In hydroprocessing units, hydrogen is recycled to multiple points in the hydroprocessing reactor. A portion of the hydrogen recycle flow goes with the feed at the reactor inlet after being heated to 300° C.-400° C. via heat exchange with the reactor effluent and heating typically through a fired heater to provide hydrogen for the reactions, and a heat sink to minimize the temperature increase in the reactor as the highly exothermic desulfurization, denitrification, saturation, and hydrocracking reactions generate heat. In most cases where the hydroprocessed feed is diesel range or heavier, the rest of the recycled hydrogen is added to points along the length of the reactor at temperatures typically less than 100° C. The addition points are between catalyst beds where the temperature has risen to levels that are undesirable due to increased catalyst deactivation rates, increased cracking to gas compounds, and increased possibility of runaway. The added hydrogen is at temperatures colder than the reactor stream by 200° C.-350° C. to cool the stream back down to an acceptable range. In many operating units, the throughput is actually limited by the amount of cooling available from these added hydrogen quench streams to keep the reactor temperatures in a safe range.

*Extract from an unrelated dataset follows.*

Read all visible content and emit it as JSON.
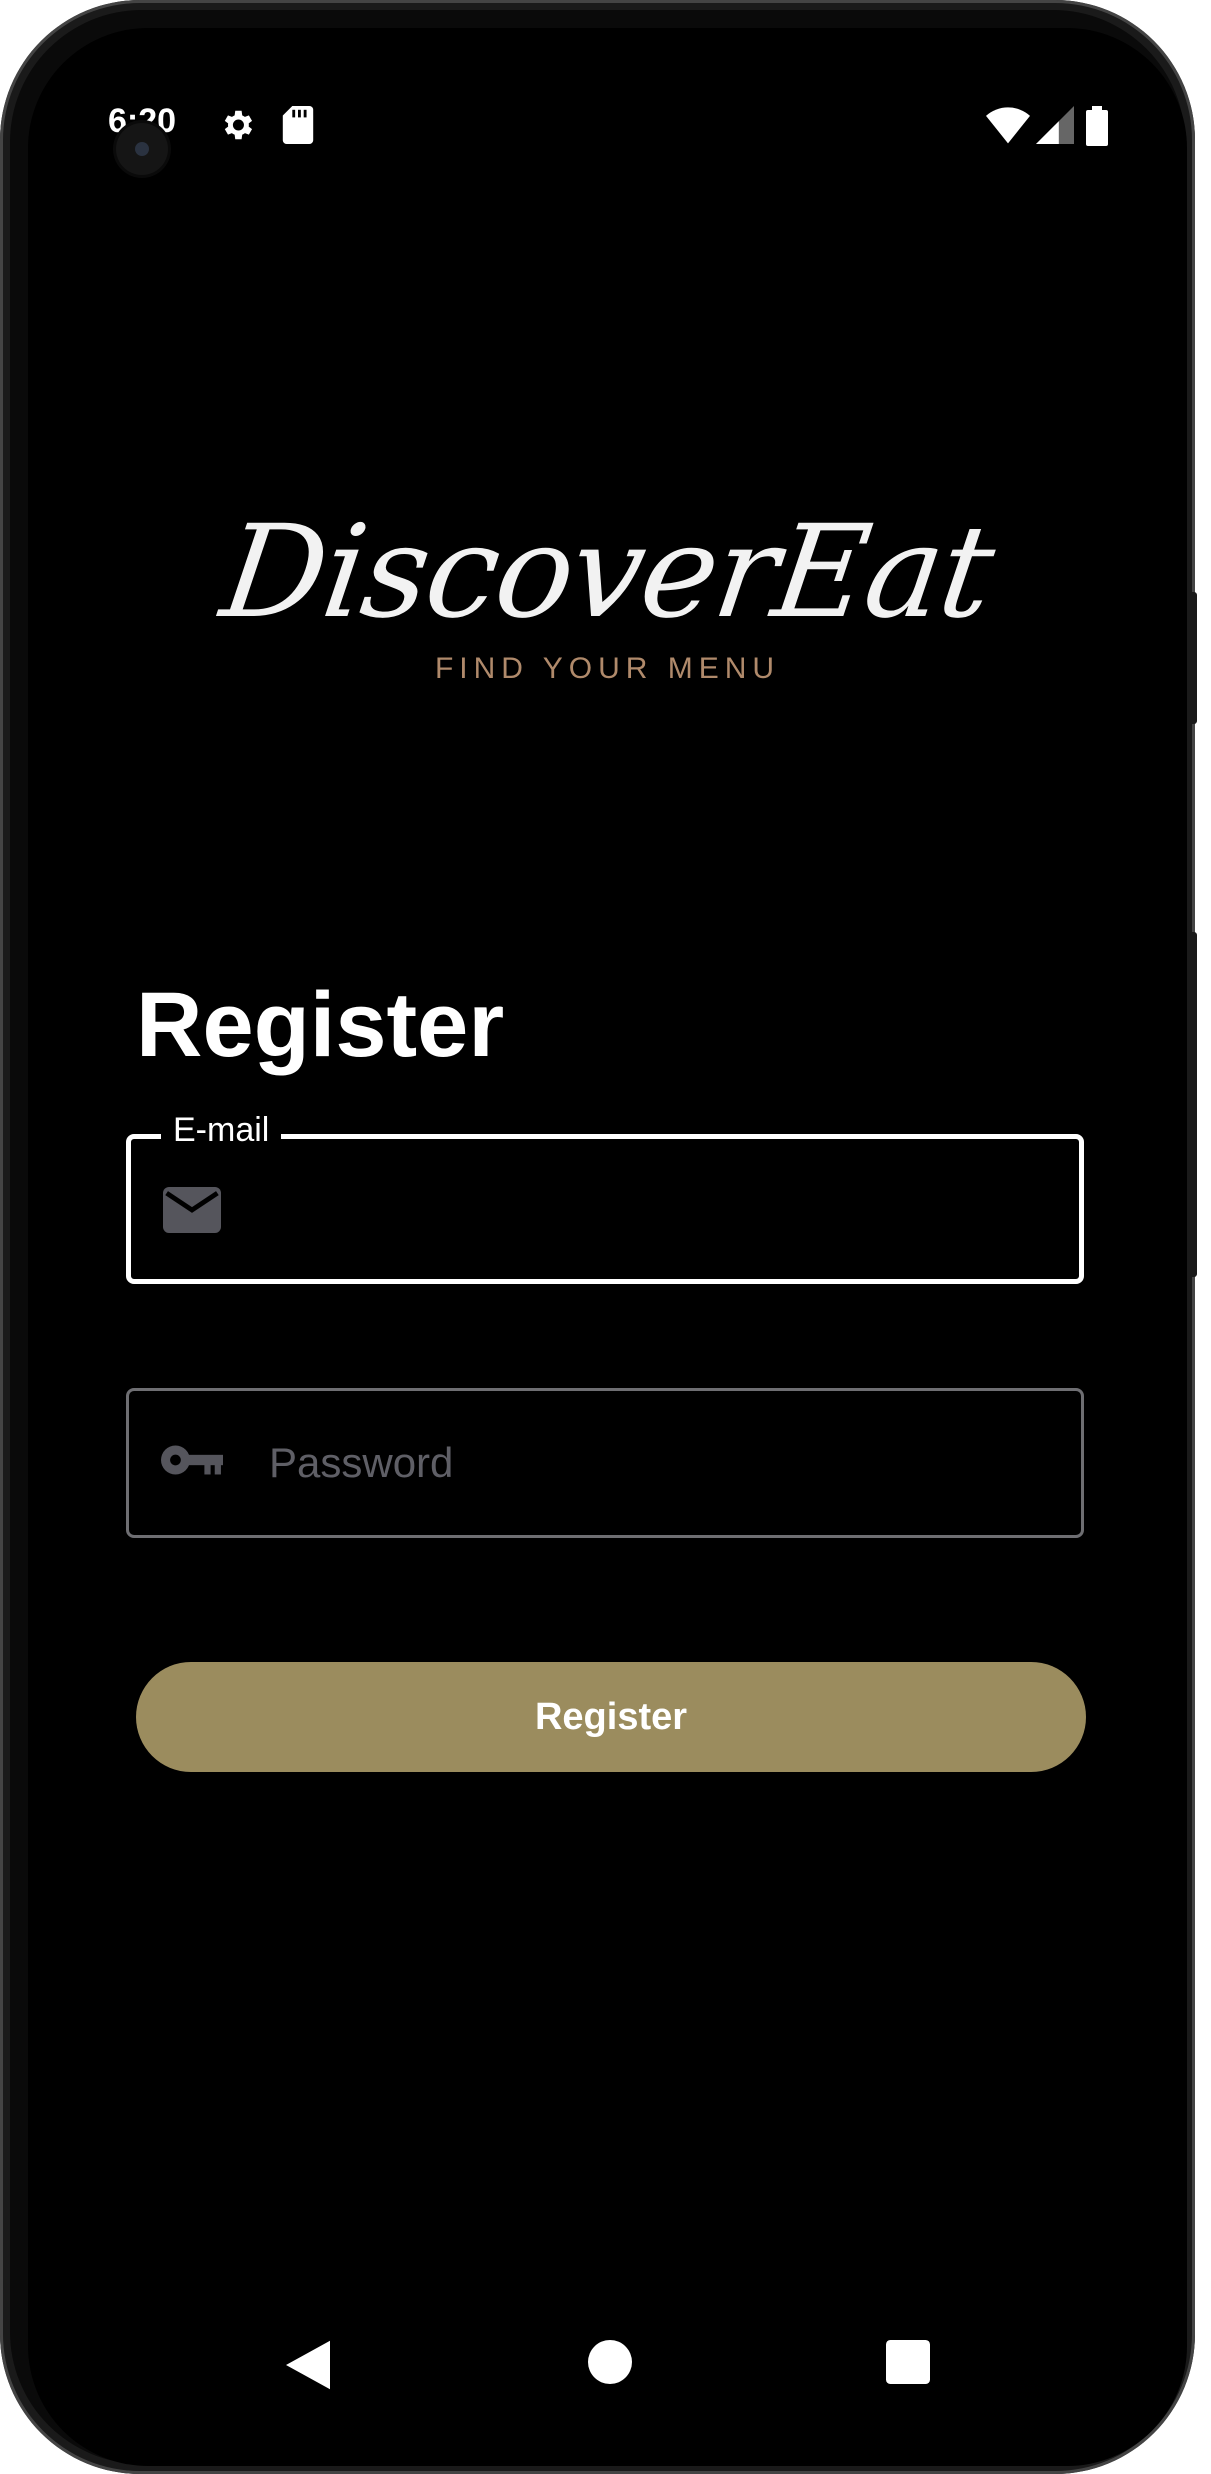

Moreover the conventional design compresses all the recycle hydrogen up to the pressure required to get the hydrogen through all the reactor feed heating equipment and the entire length of the reactor even though a large fraction of this hydrogen bypasses the heating section and sections of the reactor as it is used as quench thereby wasting the energy that was added to the recycle gas from the compressor across the quench hydrogen temperature control valves. Only compressing the reactor inlet hydrogen and quench hydrogen streams to the pressure that is required to save compressor power is typically not done in design because it adds unnecessary complication to the compressor, and the flows need to be changed during a catalyst cycle in any event because the catalyst deactivates and shifts the temperature increase to bed further into the reactor.
Therefore, there is a need for an improved hydroprocessing method.